L’automutilation est-elle répandue?
Bien des gens pensent qu’on s’automutile pour attirer l’attention. La plupart des personnes qui s’automutilent vous diront que ce n’est pas le cas. Elles essaient habituellement de garder leur comportement secret. D’ailleurs, c’est pour cette raison que les chercheurs ont de la difficulté à établir l’ampleur exacte du comportement. Des études ont révélé qu’entre 1 à 14 % des jeunes s’automutilent. La plupart commencent entre l’âge de 13 et 15 ans. Selon des recherches antérieures, l’automutilation est beaucoup plus fréquente chez les filles que les garçons. Or, on constate maintenant que cette différence n’est pas aussi prononcée qu’on le pensait. Le comportement d’automutilation atteint habituellement son maximum entre l’âge de 16 et 25 ans.
Pourquoi?
On trouve des personnes qui ont des comportements d’automutilation dans toutes les cultures et tous les milieux, quel que soit leur sexe. Les jeunes disent souvent que c’est une façon de gérer le stress. La plupart du temps, mais pas toujours, l’automutilation est associée à l’anxiété, à la dépression ou au trouble de la personnalité limite.

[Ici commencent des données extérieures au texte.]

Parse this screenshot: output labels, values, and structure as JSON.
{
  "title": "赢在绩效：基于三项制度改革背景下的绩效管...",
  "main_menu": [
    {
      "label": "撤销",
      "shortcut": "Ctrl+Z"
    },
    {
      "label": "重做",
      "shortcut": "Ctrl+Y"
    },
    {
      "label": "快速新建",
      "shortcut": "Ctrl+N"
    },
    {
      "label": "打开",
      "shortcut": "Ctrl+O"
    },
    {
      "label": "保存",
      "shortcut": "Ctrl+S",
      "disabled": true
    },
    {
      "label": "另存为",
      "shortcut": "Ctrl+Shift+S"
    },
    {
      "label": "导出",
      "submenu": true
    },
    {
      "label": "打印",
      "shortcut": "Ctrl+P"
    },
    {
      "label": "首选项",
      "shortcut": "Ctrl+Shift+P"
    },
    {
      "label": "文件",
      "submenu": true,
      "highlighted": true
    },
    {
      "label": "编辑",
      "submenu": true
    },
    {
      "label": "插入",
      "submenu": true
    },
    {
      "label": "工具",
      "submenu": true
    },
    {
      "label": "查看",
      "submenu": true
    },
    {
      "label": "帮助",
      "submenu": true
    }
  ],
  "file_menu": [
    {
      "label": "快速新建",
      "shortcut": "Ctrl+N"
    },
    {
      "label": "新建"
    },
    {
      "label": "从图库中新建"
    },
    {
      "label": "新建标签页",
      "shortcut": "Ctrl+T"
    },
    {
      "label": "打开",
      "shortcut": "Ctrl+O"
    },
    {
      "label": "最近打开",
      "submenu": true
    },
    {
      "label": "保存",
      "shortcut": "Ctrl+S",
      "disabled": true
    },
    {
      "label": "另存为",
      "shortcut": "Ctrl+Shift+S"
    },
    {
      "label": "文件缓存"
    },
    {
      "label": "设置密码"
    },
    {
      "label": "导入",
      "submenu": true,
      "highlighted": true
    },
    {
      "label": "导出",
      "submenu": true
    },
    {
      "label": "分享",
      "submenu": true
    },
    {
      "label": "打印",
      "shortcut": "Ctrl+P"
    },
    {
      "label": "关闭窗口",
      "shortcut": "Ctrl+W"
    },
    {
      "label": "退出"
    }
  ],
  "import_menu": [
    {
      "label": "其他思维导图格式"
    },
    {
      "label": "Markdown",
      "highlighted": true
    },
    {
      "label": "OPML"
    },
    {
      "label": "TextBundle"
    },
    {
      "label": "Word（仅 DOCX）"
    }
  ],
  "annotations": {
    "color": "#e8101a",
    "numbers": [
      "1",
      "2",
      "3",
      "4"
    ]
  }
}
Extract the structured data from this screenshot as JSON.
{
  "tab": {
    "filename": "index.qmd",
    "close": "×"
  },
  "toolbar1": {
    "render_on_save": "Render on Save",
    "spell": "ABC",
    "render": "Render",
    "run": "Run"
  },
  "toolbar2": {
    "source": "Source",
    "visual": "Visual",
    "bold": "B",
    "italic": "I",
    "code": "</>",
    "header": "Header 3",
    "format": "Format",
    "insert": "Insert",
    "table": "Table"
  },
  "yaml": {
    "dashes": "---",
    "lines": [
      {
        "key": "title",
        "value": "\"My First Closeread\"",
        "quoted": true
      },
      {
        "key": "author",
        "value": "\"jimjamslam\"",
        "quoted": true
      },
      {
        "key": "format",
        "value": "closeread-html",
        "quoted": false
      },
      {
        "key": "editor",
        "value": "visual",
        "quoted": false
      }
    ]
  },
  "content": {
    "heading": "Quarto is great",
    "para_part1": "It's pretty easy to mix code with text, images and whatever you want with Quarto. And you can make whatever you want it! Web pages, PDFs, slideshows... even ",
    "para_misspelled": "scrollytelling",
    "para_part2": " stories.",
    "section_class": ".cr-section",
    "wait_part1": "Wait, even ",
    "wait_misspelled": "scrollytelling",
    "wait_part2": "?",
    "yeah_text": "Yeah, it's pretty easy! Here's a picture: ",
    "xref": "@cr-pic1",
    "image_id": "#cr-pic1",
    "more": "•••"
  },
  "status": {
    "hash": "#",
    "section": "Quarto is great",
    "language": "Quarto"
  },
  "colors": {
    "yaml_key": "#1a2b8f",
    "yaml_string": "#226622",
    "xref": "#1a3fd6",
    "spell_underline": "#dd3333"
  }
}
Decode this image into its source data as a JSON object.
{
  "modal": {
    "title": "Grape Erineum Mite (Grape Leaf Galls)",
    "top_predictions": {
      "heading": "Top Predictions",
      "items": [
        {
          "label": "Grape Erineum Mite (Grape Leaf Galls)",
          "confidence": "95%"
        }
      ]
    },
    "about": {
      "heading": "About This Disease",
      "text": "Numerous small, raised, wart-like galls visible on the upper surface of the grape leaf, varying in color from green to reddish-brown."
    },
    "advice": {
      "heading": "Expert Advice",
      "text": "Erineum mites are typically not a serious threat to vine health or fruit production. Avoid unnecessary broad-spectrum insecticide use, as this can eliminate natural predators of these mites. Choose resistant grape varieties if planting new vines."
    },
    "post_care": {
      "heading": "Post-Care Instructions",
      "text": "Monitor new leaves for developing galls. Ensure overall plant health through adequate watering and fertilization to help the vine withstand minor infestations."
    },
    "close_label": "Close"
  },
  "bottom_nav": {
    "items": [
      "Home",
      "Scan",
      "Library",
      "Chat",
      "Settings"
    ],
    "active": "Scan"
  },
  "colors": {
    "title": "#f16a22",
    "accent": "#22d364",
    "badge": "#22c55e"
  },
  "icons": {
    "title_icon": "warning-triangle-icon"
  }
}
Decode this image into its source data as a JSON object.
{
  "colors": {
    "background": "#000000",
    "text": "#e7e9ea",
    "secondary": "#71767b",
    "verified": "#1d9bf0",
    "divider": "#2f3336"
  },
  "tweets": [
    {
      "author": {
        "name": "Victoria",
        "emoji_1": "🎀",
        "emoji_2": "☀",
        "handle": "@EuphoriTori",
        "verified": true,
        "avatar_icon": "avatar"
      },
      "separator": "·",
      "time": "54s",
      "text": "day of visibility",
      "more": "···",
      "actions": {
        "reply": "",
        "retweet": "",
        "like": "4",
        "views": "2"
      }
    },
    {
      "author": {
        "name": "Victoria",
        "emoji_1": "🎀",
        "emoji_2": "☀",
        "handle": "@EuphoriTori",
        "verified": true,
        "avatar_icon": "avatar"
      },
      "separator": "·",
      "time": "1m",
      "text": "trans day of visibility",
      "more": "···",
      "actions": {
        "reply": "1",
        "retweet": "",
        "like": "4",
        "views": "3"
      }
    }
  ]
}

Les jeunes s’automutilent pour :
- Soulager une souffrance, une détresse et des émotions aiguës;
- Atténuer un sentiment de vide intense;
- Exprimer leur douleur ou leur détresse à d’autres personnes;
- Avoir une impression de retrouver le contrôle;
- Se punir et exprimer une colère envers elles-mêmes;
- Réduire l’anxiété.
Une personne qui s’automutile ne le fait pas pour attirer l’attention, mais c’est un signe qu’elle a besoin d’aide. Il est naturel d’avoir du stress et des problèmes, mais l’automutilation est une façon malsaine d’y faire face. L’automutilation est un comportement qui est un peu comme une dépendance. Si elle n’est pas traitée rapidement et tôt, elle pousse la personne à le faire de plus en plus souvent et à se faire de plus en plus mal chaque fois.
Comment se développent ces comportements?
Cette façon malsaine de réagir au stress semble arriver quand la personne vit des émotions désagréables et qu’elle n’a pas appris ou ne connaît pas d’autres moyens plus sains de les gérer. Le chercheur N. Slee et son équipe ont créé, en 2008, le modèle suivant pour nous aider à comprendre comment les comportements d’automutilation se développent.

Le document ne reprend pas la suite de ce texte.